Een kritieke stap binnen het protocol is de manipulatie van de monsters vanwege hun grootte en textuur. De behandeling van het monster moet zorgvuldig worden gedaan zonder druk uit te oefenen op het monster tijdens de bereiding. De micro-CT heeft een aantal beperkingen: resolutie en het gebrek aan gestandaardiseerde waarden voor de parameters. Tijdens het scannen kunnen de verschillende micro-CT-scanners verschillende beeldverwerkingsalgoritmen hebben; toch kan kalibratie voor een grijswaarden worden nagestreefd om elk probleem te overwinnen. Na het scannen moet de reconstructie van de beelden worden gebaseerd op het weefsel en de analyse die zal worden uitgevoerd. Het kan van cruciaal belang zijn omdat de beeldkwaliteit afhangt van het tomografische systeem, de instellingen, de grootte van het monster en de bereidingsmethoden16,17.

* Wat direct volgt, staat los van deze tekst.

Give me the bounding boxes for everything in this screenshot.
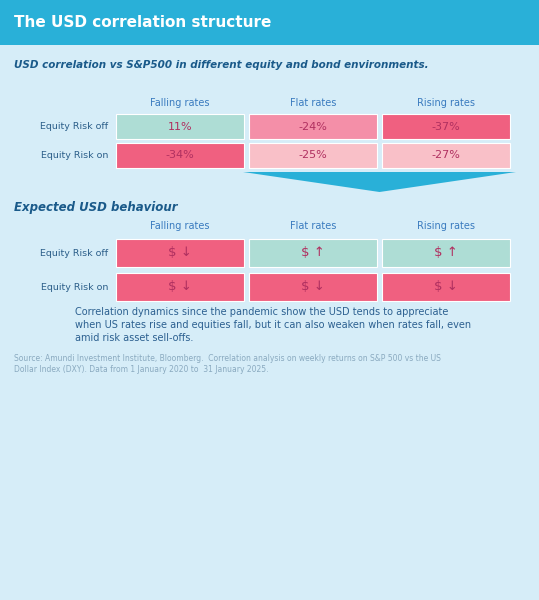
Text: $ ↓: $ ↓ <box>301 280 325 293</box>
Bar <box>249 143 377 168</box>
Bar <box>382 143 510 168</box>
Text: Flat rates: Flat rates <box>290 221 336 231</box>
Bar <box>116 114 244 139</box>
Text: $ ↓: $ ↓ <box>168 280 192 293</box>
Text: $ ↑: $ ↑ <box>301 247 325 259</box>
Text: amid risk asset sell-offs.: amid risk asset sell-offs. <box>75 333 194 343</box>
Bar <box>249 273 377 301</box>
Text: Equity Risk on: Equity Risk on <box>40 283 108 292</box>
Polygon shape <box>243 172 516 192</box>
Bar <box>382 239 510 267</box>
Text: -27%: -27% <box>432 151 460 160</box>
Bar <box>116 143 244 168</box>
Text: $ ↑: $ ↑ <box>434 247 458 259</box>
Text: Falling rates: Falling rates <box>150 221 210 231</box>
Text: -34%: -34% <box>165 151 195 160</box>
Bar <box>0 0 539 45</box>
Bar <box>382 114 510 139</box>
Text: Equity Risk on: Equity Risk on <box>40 151 108 160</box>
Text: Falling rates: Falling rates <box>150 98 210 108</box>
Bar <box>382 273 510 301</box>
Text: Rising rates: Rising rates <box>417 98 475 108</box>
Text: The USD correlation structure: The USD correlation structure <box>14 15 271 30</box>
Text: Equity Risk off: Equity Risk off <box>40 248 108 257</box>
Text: $ ↓: $ ↓ <box>434 280 458 293</box>
Text: 11%: 11% <box>168 121 192 131</box>
Text: $ ↓: $ ↓ <box>168 247 192 259</box>
Text: Equity Risk off: Equity Risk off <box>40 122 108 131</box>
Text: Flat rates: Flat rates <box>290 98 336 108</box>
Text: Expected USD behaviour: Expected USD behaviour <box>14 202 177 214</box>
Text: USD correlation vs S&P500 in different equity and bond environments.: USD correlation vs S&P500 in different e… <box>14 60 429 70</box>
Text: -25%: -25% <box>299 151 327 160</box>
Text: when US rates rise and equities fall, but it can also weaken when rates fall, ev: when US rates rise and equities fall, bu… <box>75 320 471 330</box>
Text: -24%: -24% <box>299 121 327 131</box>
Text: Rising rates: Rising rates <box>417 221 475 231</box>
Bar <box>116 239 244 267</box>
Bar <box>249 114 377 139</box>
Text: Source: Amundi Investment Institute, Bloomberg.  Correlation analysis on weekly : Source: Amundi Investment Institute, Blo… <box>14 354 441 363</box>
Text: Dollar Index (DXY). Data from 1 January 2020 to  31 January 2025.: Dollar Index (DXY). Data from 1 January … <box>14 365 268 374</box>
Text: Correlation dynamics since the pandemic show the USD tends to appreciate: Correlation dynamics since the pandemic … <box>75 307 448 317</box>
Bar <box>249 239 377 267</box>
Text: -37%: -37% <box>432 121 460 131</box>
Bar <box>116 273 244 301</box>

Vanwege de succesvolle toepassing ervan bij het bestuderen van verschillende soorten normale en pathologische weefsels, moeten micro-CT-beeldvormingsmogelijkheden worden gebruikt in toekomstig onderzoek om volumetrische gegevens voor andere analyses samen te stellen. Op basis van het doel van deze studie was het dus aanvaardbaar om tweedimensionale metingen te gebruiken, maar segmentatie van de bruto 3D-structuur kan ook nuttig zijn om een nauwkeurige schets van het gehele specimen te geven. Zelfs met alle voordelen van een niet-destructieve techniek zal micro-CT andere methoden zoals immunohistochemie niet vervangen, maar zal het desgewenst volgende histologieanalyses aanvullen en toestaan.
Een langdurige ruimtevlucht voorwaarde produceert een reeks structurele en functionele oculaire veranderingen in de astronauten tijdens en na de ruimtemissie gedefinieerd als SANS. De bevindingen omvatten hyperopische verschuivingen, globe flattening, choroidal / retinale plooien, en watten vlekken19. In tegenstelling tot astronauten ‘ optische coherentie tomografie (OCT) het vinden van retinale zenuwvezel laag verdikking, dunner worden van netvlies en choroïdale laag werd gedocumenteerd in deze dierlijke micro-CT studie. Deze resultaten waren onverwacht. Deze discrepantie kan te wijten zijn aan verwarrende factoren. Muizen hebben een beperkte cephalad vloeistof verschuiving in vergelijking met de mens. Dit gebrek aan vloeistofverschuiving kan verschillende reacties op gravitatieveranderingen hebben opgeroepen. Ten tweede werden muizen binnen 38 uur na splashdown ontleed, en een acute reactie op heraanpassing kan ook bijdragen aan morfologische veranderingen in het netvlies en chooïde. Bevestiging van deze mogelijkheid vereist verdere metingen tijdens de ruimtevaart en lange termijn na de missie.
De resultaten van deze studie geven aan dat de omstandigheden van de ruimtevaart, met name gravitatieveranderingen, een acute en korte-termijnrespons in het oog kunnen veroorzaken. Verder onderzoek is nodig om de gevolgen van de acute veranderingen op de oculaire op retinale functie en mechanisme van ruimtevlucht-geïnduceerde structuur veranderingen te bepalen.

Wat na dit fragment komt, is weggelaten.